By Lee C. Chipongian
Bangko Sentral ng Pilipinas (BSP) Governor Nestor A. Espenilla Jr. said central bank actions “remain appropriate for the situation” amid rising inflation and a volatile exchange rate.
Espenilla was commenting on some of the market sentiments that equity and the exchange rate could receive some reviving support if and when the BSP decides to move policy stance – which last saw action back in September 2014.
“In my view, the sum of BSP actions remain appropriate for the situation,” he said. He points to BSP’s open market operations such as its weekly auction of term deposit facility (TDF) which not only absorb extra liquidity but also brings market rates closer to BSP rates, as helping to keep things appropriate.
“We’re satisfied that TDF rates have been moving in the right direction as guided and enabled by our open market operations,” said Espenilla. “This is having the desired effect on other market rates that in turn help regulate the economy and control inflation. The signal can be further reinforced by other BSP actions as deemed necessary by developments. That’s what the Monetary Board will decide on the May 10 policy meeting.”

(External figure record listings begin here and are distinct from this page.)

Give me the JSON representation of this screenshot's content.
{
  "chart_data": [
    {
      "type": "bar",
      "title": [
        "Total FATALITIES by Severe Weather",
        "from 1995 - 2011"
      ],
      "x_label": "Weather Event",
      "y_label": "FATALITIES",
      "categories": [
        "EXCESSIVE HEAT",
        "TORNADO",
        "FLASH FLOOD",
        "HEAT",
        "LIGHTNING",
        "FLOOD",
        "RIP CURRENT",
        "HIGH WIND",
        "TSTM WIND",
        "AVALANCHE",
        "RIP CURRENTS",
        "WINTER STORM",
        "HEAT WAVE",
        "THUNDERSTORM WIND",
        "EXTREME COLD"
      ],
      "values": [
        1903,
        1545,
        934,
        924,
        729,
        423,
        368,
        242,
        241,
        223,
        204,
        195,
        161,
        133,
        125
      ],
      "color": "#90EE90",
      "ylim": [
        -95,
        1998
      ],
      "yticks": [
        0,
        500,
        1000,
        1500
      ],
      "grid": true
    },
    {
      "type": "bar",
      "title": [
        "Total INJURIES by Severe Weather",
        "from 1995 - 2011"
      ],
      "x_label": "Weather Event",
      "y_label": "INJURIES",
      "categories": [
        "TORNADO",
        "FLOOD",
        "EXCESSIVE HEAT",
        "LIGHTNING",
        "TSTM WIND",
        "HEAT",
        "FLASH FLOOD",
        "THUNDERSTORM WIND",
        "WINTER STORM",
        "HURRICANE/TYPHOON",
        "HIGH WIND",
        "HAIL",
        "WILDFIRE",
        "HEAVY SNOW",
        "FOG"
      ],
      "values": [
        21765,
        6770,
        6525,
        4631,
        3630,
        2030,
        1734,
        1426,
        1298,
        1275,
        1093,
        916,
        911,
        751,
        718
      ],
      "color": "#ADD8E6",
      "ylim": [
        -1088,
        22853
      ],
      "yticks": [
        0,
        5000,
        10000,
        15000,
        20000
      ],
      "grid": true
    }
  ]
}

As for market sentiments and their concern about BSP’s apparent inaction as far as rates policy is concerned, the BSP chief said there “seems to be analytical confusion in those loose comments.”
“We have to look at the fundamental drivers and not be too quick to play the blame game. For example, the key drivers of equity markets are corporate fundamentals including relative valuation that links potential earnings to share prices. There is market discipline to this. Corrections happen as a reality check. That’s healthy and makes for sustainability,” he added.
Espenilla said earlier that they several policy tool substitutes to ensure financial and price stability, and execute what he called measured policy response.
Protecting the inflation path or the target range is the BSP’s primary objective. On its last policy meeting on March 22, the central bank estimates inflation will average at 3.9 percent for this year and three percent in 2019.